Budget Marceau - « Plutôt que l'austérité, la prospérité doit passer par des investissements dans le secteur public » - Régine Laurent, présidente de la FIQ

QUÉBEC, le 20 févr. 2014 - Au regard des grandes lignes du budget Marceau, la Fédération interprofessionnelle de la santé du Québec - FIQ est consternée que seule la voie du privé et de l’austérité semble avoir été retenue. Or, selon la Fédération, il existe bien d’autres solutions. La qualité et le nombre d’emplois de qualité dans le secteur public ainsi que les investissements dans le système de santé public sont des éléments majeurs et incontournables de développement économique.

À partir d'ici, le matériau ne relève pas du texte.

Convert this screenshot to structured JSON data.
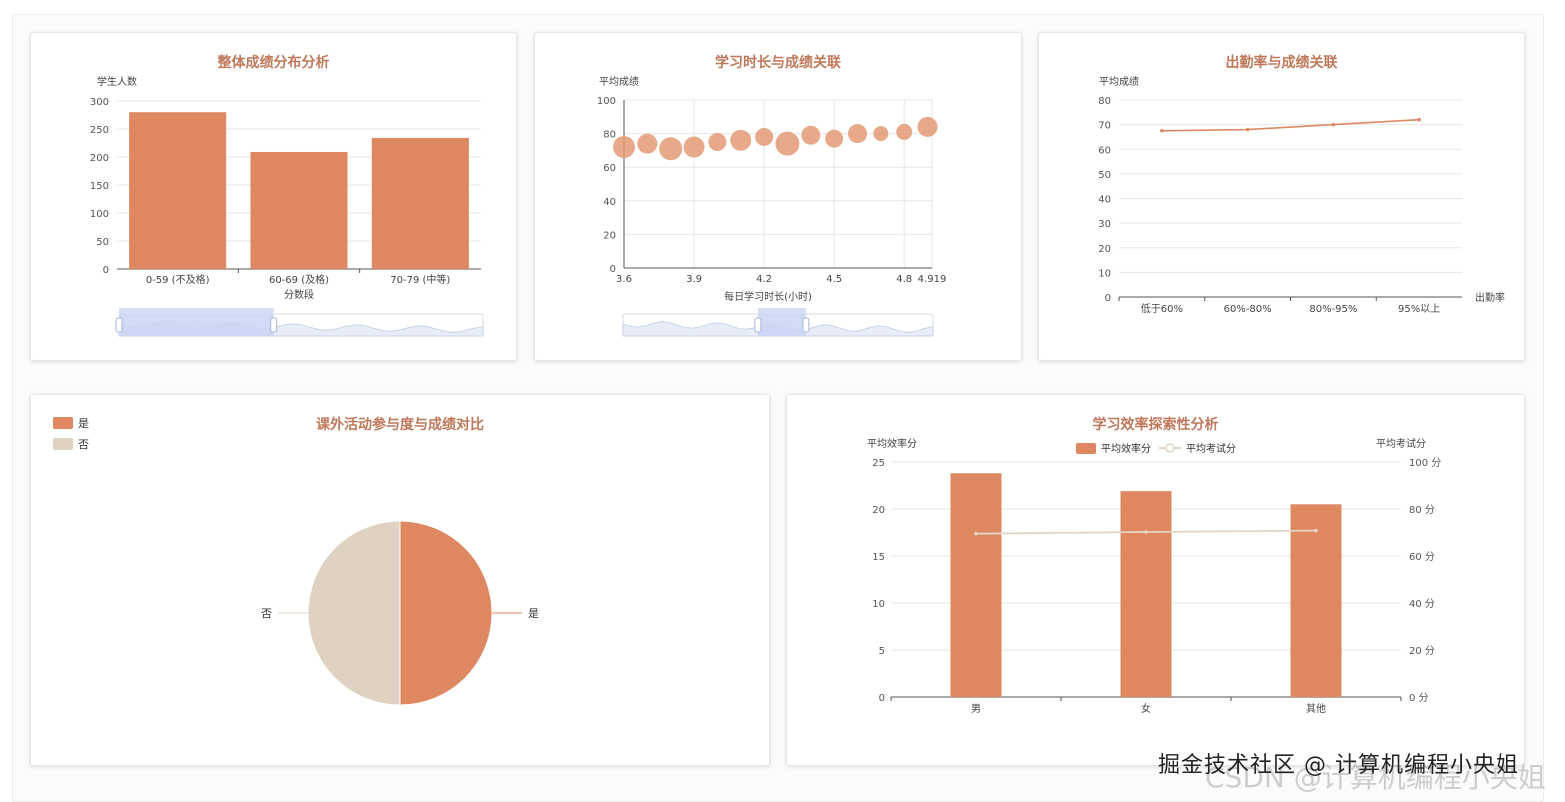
{
  "colors": {
    "bar": "#dd8860",
    "bar_light": "#e39a76",
    "pie_no": "#e0d2c2",
    "title": "#c0785a",
    "line2": "#e3d5c6",
    "axis": "#666666",
    "grid": "#e6e6e6",
    "zoom_fill": "#c9d5f3"
  },
  "chart_data": [
    {
      "id": "score-dist",
      "type": "bar",
      "title": "整体成绩分布分析",
      "xlabel": "分数段",
      "ylabel": "学生人数",
      "categories": [
        "0-59 (不及格)",
        "60-69 (及格)",
        "70-79 (中等)"
      ],
      "values": [
        280,
        209,
        234
      ],
      "ylim": [
        0,
        300
      ],
      "yticks": [
        "0",
        "50",
        "100",
        "150",
        "200",
        "250",
        "300"
      ],
      "grid": true,
      "datazoom": true
    },
    {
      "id": "study-hours",
      "type": "scatter",
      "title": "学习时长与成绩关联",
      "xlabel": "每日学习时长(小时)",
      "ylabel": "平均成绩",
      "xlim": [
        3.6,
        4.919
      ],
      "ylim": [
        0,
        100
      ],
      "xticks": [
        "3.6",
        "3.9",
        "4.2",
        "4.5",
        "4.8",
        "4.919"
      ],
      "yticks": [
        "0",
        "20",
        "40",
        "60",
        "80",
        "100"
      ],
      "points": [
        {
          "x": 3.6,
          "y": 72,
          "size": 22
        },
        {
          "x": 3.7,
          "y": 74,
          "size": 20
        },
        {
          "x": 3.8,
          "y": 71,
          "size": 23
        },
        {
          "x": 3.9,
          "y": 72,
          "size": 21
        },
        {
          "x": 4.0,
          "y": 75,
          "size": 18
        },
        {
          "x": 4.1,
          "y": 76,
          "size": 21
        },
        {
          "x": 4.2,
          "y": 78,
          "size": 18
        },
        {
          "x": 4.3,
          "y": 74,
          "size": 24
        },
        {
          "x": 4.4,
          "y": 79,
          "size": 19
        },
        {
          "x": 4.5,
          "y": 77,
          "size": 18
        },
        {
          "x": 4.6,
          "y": 80,
          "size": 19
        },
        {
          "x": 4.7,
          "y": 80,
          "size": 15
        },
        {
          "x": 4.8,
          "y": 81,
          "size": 16
        },
        {
          "x": 4.9,
          "y": 84,
          "size": 20
        }
      ],
      "grid": true,
      "datazoom": true
    },
    {
      "id": "attendance",
      "type": "line",
      "title": "出勤率与成绩关联",
      "xlabel": "出勤率",
      "ylabel": "平均成绩",
      "categories": [
        "低于60%",
        "60%-80%",
        "80%-95%",
        "95%以上"
      ],
      "values": [
        67.5,
        68,
        70,
        72
      ],
      "ylim": [
        0,
        80
      ],
      "yticks": [
        "0",
        "10",
        "20",
        "30",
        "40",
        "50",
        "60",
        "70",
        "80"
      ],
      "grid": true
    },
    {
      "id": "activities",
      "type": "pie",
      "title": "课外活动参与度与成绩对比",
      "slices": [
        {
          "name": "是",
          "value": 50
        },
        {
          "name": "否",
          "value": 50
        }
      ],
      "legend": "top-left"
    },
    {
      "id": "efficiency",
      "type": "bar",
      "title": "学习效率探索性分析",
      "categories": [
        "男",
        "女",
        "其他"
      ],
      "ylabel": "平均效率分",
      "y2label": "平均考试分",
      "ylim": [
        0,
        25
      ],
      "y2lim": [
        0,
        100
      ],
      "yticks": [
        "0",
        "5",
        "10",
        "15",
        "20",
        "25"
      ],
      "y2ticks": [
        "0 分",
        "20 分",
        "40 分",
        "60 分",
        "80 分",
        "100 分"
      ],
      "series": [
        {
          "name": "平均效率分",
          "type": "bar",
          "values": [
            23.8,
            21.9,
            20.5
          ]
        },
        {
          "name": "平均考试分",
          "type": "line",
          "values": [
            69.5,
            70.2,
            70.8
          ]
        }
      ],
      "legend": "top-center",
      "grid": true
    }
  ],
  "watermark": {
    "text": "掘金技术社区 @ 计算机编程小央姐",
    "faint": "CSDN @计算机编程小央姐"
  }
}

« Il faut investir dans le système de santé public pour en assurer la pérennité, autrement, le manque de ressources et la vétusté de certains établissements qui en résultent deviennent des excuses à la justification de l’augmentation de la présence du privé en santé », explique Mme Laurent. La Fédération est fort préoccupée que le budget Marceau envisage de limiter les dépenses en santé à 3 %, ce qui impliquera nécessairement des compressions dans le système de santé déjà à bout de souffle. Un ratio adéquat de professionnelles en soins par rapport au nombre de patients, que ce soit dans les hôpitaux ou dans les CHLSD, permettrait également d’assurer la qualité des soins dispensés à la population. Lier la négociation à venir dans le secteur public à la croissance économique est pernicieux, car c’est contraindre la rémunération des travailleuses et des travailleurs à des contingences économiques qui sont indépendantes de la valeur de leur travail.

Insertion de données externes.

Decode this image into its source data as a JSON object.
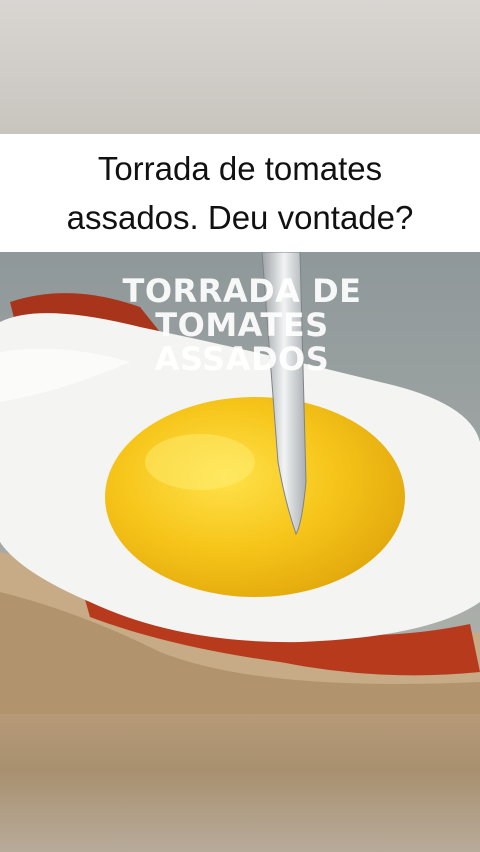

La FIQ s’est toujours opposée à toute forme de financement du système de santé qui serait basée sur le patient, suivant un mode de financement à l’activité. « Il s’agit d’une méthode de gestion basée sur la performance et qui carbure à la compétition entre les établissements, ce qui est loin d’être sain. « Il s’agit d’une façon très réductrice de considérer les tâches et les responsabilités des professionnel-le-s qui travaillent auprès des patients. En plus, aucune étude ne démontre les économies potentielles qui pourraient résulter de cette orientation, vu les investissements majeurs en termes d’informatisation et de bureaucratisation, que cela implique », poursuit Mme Laurent.

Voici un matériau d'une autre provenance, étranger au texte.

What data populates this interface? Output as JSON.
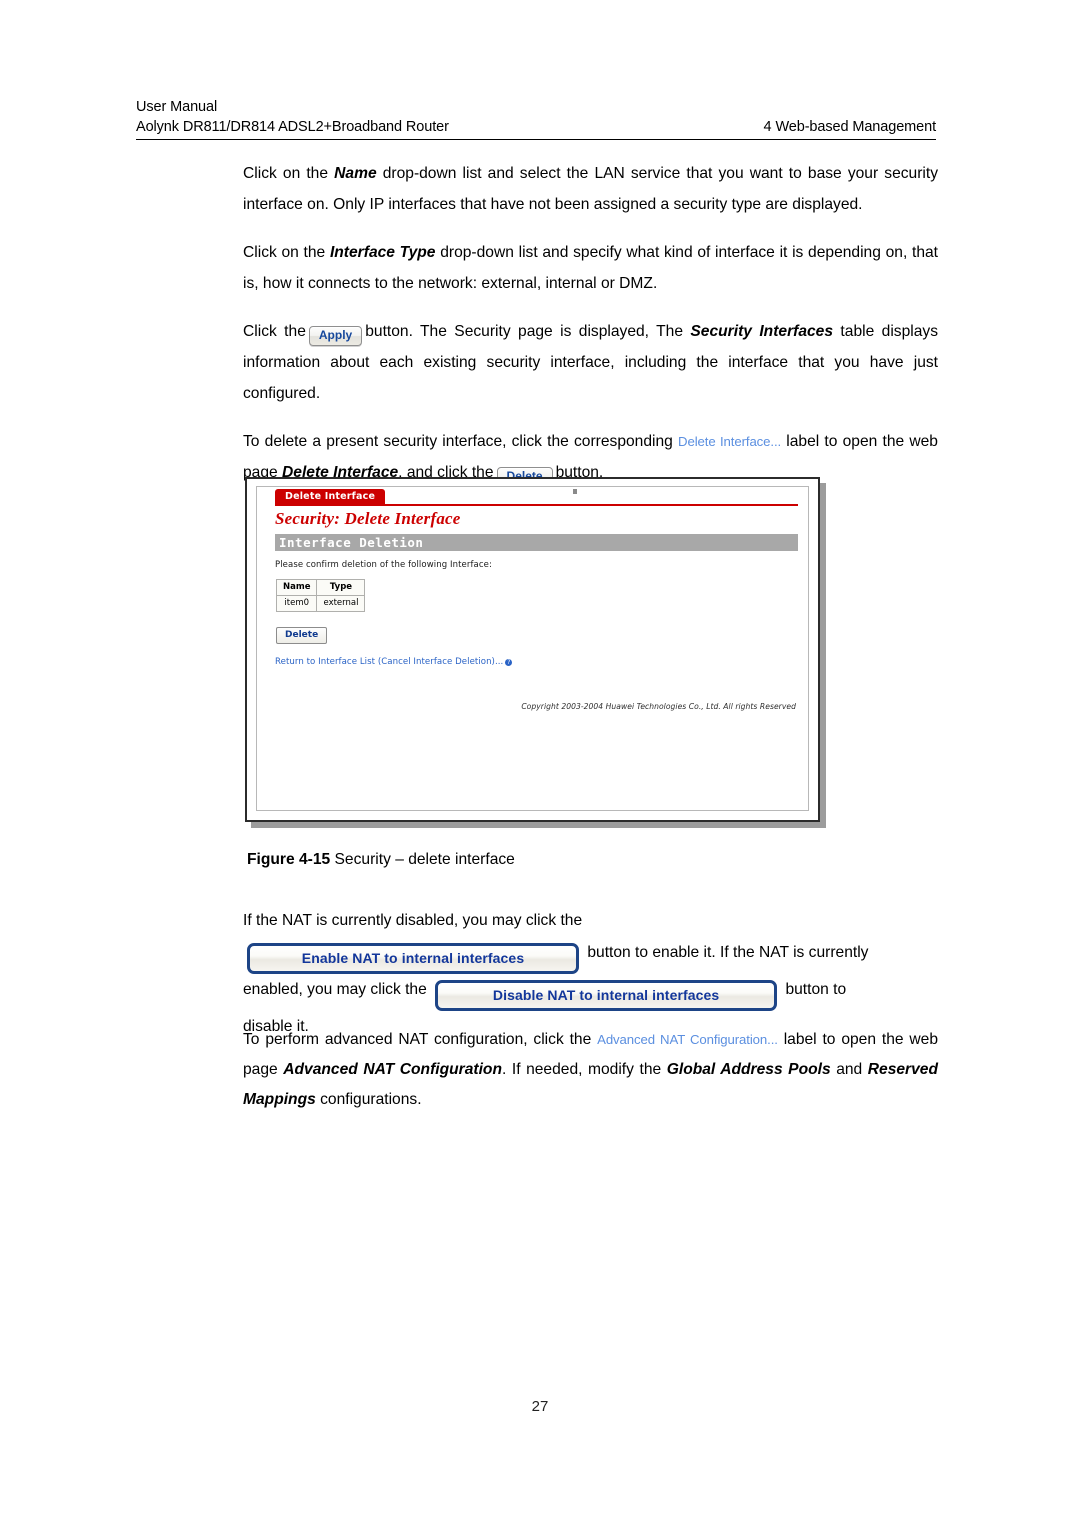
{
  "header": {
    "line1": "User Manual",
    "line2_left": "Aolynk DR811/DR814 ADSL2+Broadband Router",
    "line2_right": "4  Web-based Management"
  },
  "paragraphs": {
    "p1_a": "Click on the ",
    "p1_b": "Name",
    "p1_c": " drop-down list and select the LAN service that you want to base your security interface on. Only IP interfaces that have not been assigned a security type are displayed.",
    "p2_a": "Click on the ",
    "p2_b": "Interface Type",
    "p2_c": " drop-down list and specify what kind of interface it is depending on, that is, how it connects to the network: external, internal or DMZ.",
    "p3_a": "Click the",
    "p3_btn": "Apply",
    "p3_b": "button. The Security page is displayed, The ",
    "p3_bold": "Security Interfaces",
    "p3_c": " table displays information about each existing security interface, including the interface that you have just configured.",
    "p4_a": "To delete a present security interface, click the corresponding",
    "p4_link": "Delete Interface...",
    "p4_b": "label to open the web page ",
    "p4_bold": "Delete Interface",
    "p4_c": ", and click the",
    "p4_btn": "Delete",
    "p4_d": "button."
  },
  "figure": {
    "tab_label": "Delete Interface",
    "page_title": "Security: Delete Interface",
    "section_header": "Interface Deletion",
    "confirm_text": "Please confirm deletion of the following Interface:",
    "table": {
      "headers": [
        "Name",
        "Type"
      ],
      "rows": [
        [
          "item0",
          "external"
        ]
      ]
    },
    "delete_button": "Delete",
    "return_link": "Return to Interface List (Cancel Interface Deletion)...",
    "help_icon_glyph": "?",
    "copyright": "Copyright 2003-2004 Huawei Technologies Co., Ltd. All rights Reserved"
  },
  "caption": {
    "label": "Figure 4-15",
    "text": " Security – delete interface"
  },
  "nat": {
    "line1": "If the NAT is currently disabled, you may click the",
    "enable_button": "Enable NAT to internal interfaces",
    "line2": "button to enable it. If the NAT is currently",
    "line3": "enabled, you may click the",
    "disable_button": "Disable NAT to internal interfaces",
    "line4": "button to",
    "line5": "disable it."
  },
  "final": {
    "a": "To perform advanced NAT configuration, click the",
    "link": "Advanced NAT Configuration...",
    "b": "label to open the web page ",
    "bold1": "Advanced NAT Configuration",
    "c": ". If needed, modify the ",
    "bold2": "Global Address Pools",
    "d": " and ",
    "bold3": "Reserved Mappings",
    "e": " configurations."
  },
  "footer": {
    "page_number": "27"
  },
  "colors": {
    "accent_red": "#cc0000",
    "link_blue": "#5b8fe0",
    "button_text_blue": "#13379b",
    "section_bar_gray": "#a8a8a8"
  }
}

La FIQ est aussi choquée de constater que le gouvernement a fait le choix d’augmenter le fardeau économique des familles en augmentant les frais des services de garde, alors qu’il s’agit d’une mesure qui a fait ses preuves pour favoriser l’accès au marché du travail des femmes. « La philosophie de l’utilisateur-payeur est au cœur des moyens déployés par le gouvernement pour tenter de contrôler les dépenses de l’État. Pourtant, il existe des alternatives qui permettraient une réelle répartition de la richesse beaucoup plus équitable. Il suffit d’un peu de volonté politique pour les mettre en place », soutient Mme Laurent.